# Jump to other code in boot 0



## masghari (Jan 10, 2010)

Is it possible to have some code in a desired location of the hard disk and modify the boot0 code in a way that it jumps to that location, executes the program and returns to it's previous location? I believe there's not much space remained in boot0 to add more commands, but can this be done only using a "call" or is it more complicated then I think?


----------



## Alt (Jan 10, 2010)

You must load 'desired location of the hard disk' into memory before..


----------



## Beastie (Jan 10, 2010)

Of course you can, but the entire code must be in the first, unused, track or else you may overwrite something important in your filesystem or the system may later overwrite your code. In brief:
1. Move some of the boot0 code to your own boot0bis.
2. In the now free space in boot0, add BIOS code to read* boot0bis into a free memory location** and a jmp to that location.
3. In boot0bis, run the boot0 code you've previously moved, and at the end, add a jmp to jump back to boot0's memory location (0x600).


* /usr/src/sys/boot/i386/boot0/boot0ext.S already contains such code at line 350.
Check Ralf Brown's Interrupt List for more information on int 0x13, function 2.
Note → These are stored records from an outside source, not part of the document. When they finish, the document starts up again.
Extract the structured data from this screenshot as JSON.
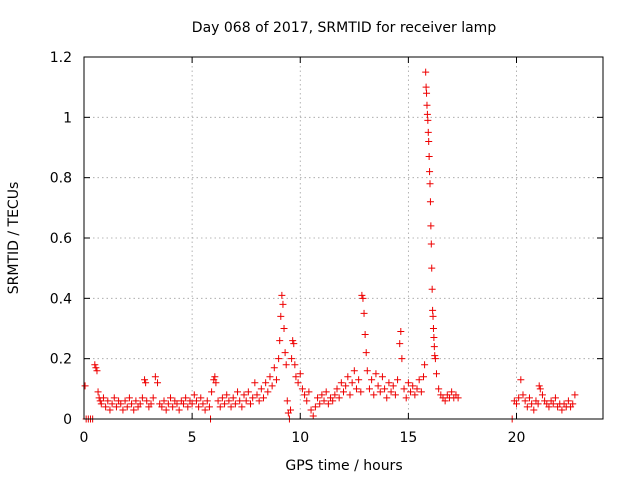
{
  "chart_data": {
    "type": "scatter",
    "title": "Day 068 of 2017, SRMTID for receiver lamp",
    "xlabel": "GPS time / hours",
    "ylabel": "SRMTID / TECUs",
    "xlim": [
      0,
      24
    ],
    "ylim": [
      0,
      1.2
    ],
    "xticks": [
      0,
      5,
      10,
      15,
      20
    ],
    "yticks": [
      0,
      0.2,
      0.4,
      0.6,
      0.8,
      1.0,
      1.2
    ],
    "xtick_labels": [
      "0",
      "5",
      "10",
      "15",
      "20"
    ],
    "ytick_labels": [
      "0",
      "0.2",
      "0.4",
      "0.6",
      "0.8",
      "1",
      "1.2"
    ],
    "grid": true,
    "legend": "none",
    "marker": "plus",
    "color": "#ee0000",
    "series": [
      {
        "name": "SRMTID",
        "points": [
          [
            0.05,
            0.11
          ],
          [
            0.1,
            0.0
          ],
          [
            0.2,
            0.0
          ],
          [
            0.3,
            0.0
          ],
          [
            0.4,
            0.0
          ],
          [
            0.5,
            0.18
          ],
          [
            0.55,
            0.17
          ],
          [
            0.6,
            0.16
          ],
          [
            0.65,
            0.09
          ],
          [
            0.7,
            0.07
          ],
          [
            0.75,
            0.06
          ],
          [
            0.8,
            0.05
          ],
          [
            0.9,
            0.07
          ],
          [
            1.0,
            0.04
          ],
          [
            1.1,
            0.06
          ],
          [
            1.2,
            0.03
          ],
          [
            1.3,
            0.05
          ],
          [
            1.4,
            0.07
          ],
          [
            1.5,
            0.04
          ],
          [
            1.6,
            0.06
          ],
          [
            1.7,
            0.05
          ],
          [
            1.8,
            0.03
          ],
          [
            1.9,
            0.06
          ],
          [
            2.0,
            0.04
          ],
          [
            2.1,
            0.07
          ],
          [
            2.2,
            0.05
          ],
          [
            2.3,
            0.03
          ],
          [
            2.4,
            0.06
          ],
          [
            2.5,
            0.04
          ],
          [
            2.6,
            0.05
          ],
          [
            2.7,
            0.07
          ],
          [
            2.8,
            0.13
          ],
          [
            2.85,
            0.12
          ],
          [
            2.9,
            0.06
          ],
          [
            3.0,
            0.04
          ],
          [
            3.1,
            0.05
          ],
          [
            3.2,
            0.07
          ],
          [
            3.3,
            0.14
          ],
          [
            3.4,
            0.12
          ],
          [
            3.5,
            0.05
          ],
          [
            3.6,
            0.04
          ],
          [
            3.7,
            0.06
          ],
          [
            3.8,
            0.03
          ],
          [
            3.9,
            0.05
          ],
          [
            4.0,
            0.07
          ],
          [
            4.1,
            0.04
          ],
          [
            4.2,
            0.06
          ],
          [
            4.3,
            0.05
          ],
          [
            4.4,
            0.03
          ],
          [
            4.5,
            0.06
          ],
          [
            4.6,
            0.05
          ],
          [
            4.7,
            0.07
          ],
          [
            4.8,
            0.04
          ],
          [
            4.9,
            0.06
          ],
          [
            5.0,
            0.05
          ],
          [
            5.1,
            0.08
          ],
          [
            5.2,
            0.06
          ],
          [
            5.3,
            0.04
          ],
          [
            5.4,
            0.07
          ],
          [
            5.5,
            0.05
          ],
          [
            5.6,
            0.03
          ],
          [
            5.7,
            0.06
          ],
          [
            5.8,
            0.04
          ],
          [
            5.85,
            0.0
          ],
          [
            5.9,
            0.09
          ],
          [
            6.0,
            0.13
          ],
          [
            6.05,
            0.14
          ],
          [
            6.1,
            0.12
          ],
          [
            6.2,
            0.06
          ],
          [
            6.3,
            0.04
          ],
          [
            6.4,
            0.07
          ],
          [
            6.5,
            0.05
          ],
          [
            6.6,
            0.08
          ],
          [
            6.7,
            0.06
          ],
          [
            6.8,
            0.04
          ],
          [
            6.9,
            0.07
          ],
          [
            7.0,
            0.05
          ],
          [
            7.1,
            0.09
          ],
          [
            7.2,
            0.06
          ],
          [
            7.3,
            0.04
          ],
          [
            7.4,
            0.08
          ],
          [
            7.5,
            0.06
          ],
          [
            7.6,
            0.09
          ],
          [
            7.7,
            0.05
          ],
          [
            7.8,
            0.07
          ],
          [
            7.9,
            0.12
          ],
          [
            8.0,
            0.08
          ],
          [
            8.1,
            0.06
          ],
          [
            8.2,
            0.1
          ],
          [
            8.3,
            0.07
          ],
          [
            8.4,
            0.12
          ],
          [
            8.5,
            0.09
          ],
          [
            8.6,
            0.14
          ],
          [
            8.7,
            0.11
          ],
          [
            8.8,
            0.17
          ],
          [
            8.9,
            0.13
          ],
          [
            9.0,
            0.2
          ],
          [
            9.05,
            0.26
          ],
          [
            9.1,
            0.34
          ],
          [
            9.15,
            0.41
          ],
          [
            9.2,
            0.38
          ],
          [
            9.25,
            0.3
          ],
          [
            9.3,
            0.22
          ],
          [
            9.35,
            0.18
          ],
          [
            9.4,
            0.06
          ],
          [
            9.45,
            0.02
          ],
          [
            9.5,
            0.0
          ],
          [
            9.55,
            0.03
          ],
          [
            9.6,
            0.2
          ],
          [
            9.65,
            0.26
          ],
          [
            9.7,
            0.25
          ],
          [
            9.75,
            0.18
          ],
          [
            9.8,
            0.14
          ],
          [
            9.9,
            0.12
          ],
          [
            10.0,
            0.15
          ],
          [
            10.1,
            0.1
          ],
          [
            10.2,
            0.08
          ],
          [
            10.3,
            0.06
          ],
          [
            10.4,
            0.09
          ],
          [
            10.5,
            0.03
          ],
          [
            10.6,
            0.01
          ],
          [
            10.7,
            0.04
          ],
          [
            10.8,
            0.07
          ],
          [
            10.9,
            0.05
          ],
          [
            11.0,
            0.08
          ],
          [
            11.1,
            0.06
          ],
          [
            11.2,
            0.09
          ],
          [
            11.3,
            0.05
          ],
          [
            11.4,
            0.07
          ],
          [
            11.5,
            0.06
          ],
          [
            11.6,
            0.08
          ],
          [
            11.7,
            0.1
          ],
          [
            11.8,
            0.07
          ],
          [
            11.9,
            0.12
          ],
          [
            12.0,
            0.09
          ],
          [
            12.1,
            0.11
          ],
          [
            12.2,
            0.14
          ],
          [
            12.3,
            0.08
          ],
          [
            12.4,
            0.12
          ],
          [
            12.5,
            0.16
          ],
          [
            12.6,
            0.1
          ],
          [
            12.7,
            0.13
          ],
          [
            12.8,
            0.09
          ],
          [
            12.85,
            0.41
          ],
          [
            12.9,
            0.4
          ],
          [
            12.95,
            0.35
          ],
          [
            13.0,
            0.28
          ],
          [
            13.05,
            0.22
          ],
          [
            13.1,
            0.16
          ],
          [
            13.2,
            0.1
          ],
          [
            13.3,
            0.13
          ],
          [
            13.4,
            0.08
          ],
          [
            13.5,
            0.15
          ],
          [
            13.6,
            0.11
          ],
          [
            13.7,
            0.09
          ],
          [
            13.8,
            0.14
          ],
          [
            13.9,
            0.1
          ],
          [
            14.0,
            0.07
          ],
          [
            14.1,
            0.12
          ],
          [
            14.2,
            0.09
          ],
          [
            14.3,
            0.11
          ],
          [
            14.4,
            0.08
          ],
          [
            14.5,
            0.13
          ],
          [
            14.6,
            0.25
          ],
          [
            14.65,
            0.29
          ],
          [
            14.7,
            0.2
          ],
          [
            14.8,
            0.1
          ],
          [
            14.9,
            0.07
          ],
          [
            15.0,
            0.12
          ],
          [
            15.1,
            0.09
          ],
          [
            15.2,
            0.11
          ],
          [
            15.3,
            0.08
          ],
          [
            15.4,
            0.1
          ],
          [
            15.5,
            0.13
          ],
          [
            15.6,
            0.09
          ],
          [
            15.7,
            0.14
          ],
          [
            15.75,
            0.18
          ],
          [
            15.8,
            1.15
          ],
          [
            15.82,
            1.1
          ],
          [
            15.84,
            1.08
          ],
          [
            15.86,
            1.04
          ],
          [
            15.88,
            1.01
          ],
          [
            15.9,
            0.99
          ],
          [
            15.92,
            0.95
          ],
          [
            15.94,
            0.92
          ],
          [
            15.96,
            0.87
          ],
          [
            15.98,
            0.82
          ],
          [
            16.0,
            0.78
          ],
          [
            16.02,
            0.72
          ],
          [
            16.04,
            0.64
          ],
          [
            16.06,
            0.58
          ],
          [
            16.08,
            0.5
          ],
          [
            16.1,
            0.43
          ],
          [
            16.12,
            0.36
          ],
          [
            16.14,
            0.34
          ],
          [
            16.16,
            0.3
          ],
          [
            16.18,
            0.27
          ],
          [
            16.2,
            0.24
          ],
          [
            16.22,
            0.21
          ],
          [
            16.25,
            0.2
          ],
          [
            16.3,
            0.15
          ],
          [
            16.4,
            0.1
          ],
          [
            16.5,
            0.08
          ],
          [
            16.6,
            0.07
          ],
          [
            16.7,
            0.06
          ],
          [
            16.8,
            0.08
          ],
          [
            16.9,
            0.07
          ],
          [
            17.0,
            0.09
          ],
          [
            17.1,
            0.07
          ],
          [
            17.2,
            0.08
          ],
          [
            17.3,
            0.07
          ],
          [
            19.8,
            0.0
          ],
          [
            19.9,
            0.06
          ],
          [
            20.0,
            0.05
          ],
          [
            20.1,
            0.07
          ],
          [
            20.2,
            0.13
          ],
          [
            20.3,
            0.08
          ],
          [
            20.4,
            0.06
          ],
          [
            20.5,
            0.04
          ],
          [
            20.6,
            0.07
          ],
          [
            20.7,
            0.05
          ],
          [
            20.8,
            0.03
          ],
          [
            20.9,
            0.06
          ],
          [
            21.0,
            0.05
          ],
          [
            21.05,
            0.11
          ],
          [
            21.1,
            0.1
          ],
          [
            21.2,
            0.08
          ],
          [
            21.3,
            0.06
          ],
          [
            21.4,
            0.05
          ],
          [
            21.5,
            0.04
          ],
          [
            21.6,
            0.06
          ],
          [
            21.7,
            0.05
          ],
          [
            21.8,
            0.07
          ],
          [
            21.9,
            0.04
          ],
          [
            22.0,
            0.05
          ],
          [
            22.1,
            0.03
          ],
          [
            22.2,
            0.05
          ],
          [
            22.3,
            0.04
          ],
          [
            22.4,
            0.06
          ],
          [
            22.5,
            0.04
          ],
          [
            22.6,
            0.05
          ],
          [
            22.7,
            0.08
          ]
        ]
      }
    ]
  }
}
** Make sure you don't overwrite anything vital (e.g. IDT, GDT, etc.)
You can get a small memory map for FreeBSD at the beginning of /usr/src/sys/boot/i386/boot2/boot1.S (*Memory Locations* comment).


----------



## aragon (Jan 11, 2010)

masghari said:
			
		

> I believe there's not much space remained in boot0 to add more commands


The whole point of boot0's design is to make it fit in 446 bytes.  Of course it is possible to make a boot loader jump to another location on the disk, but if you're considering labouring through adding that functionality you should know that there are already a few boot loaders like sysutils/grub that work precisely like that.


----------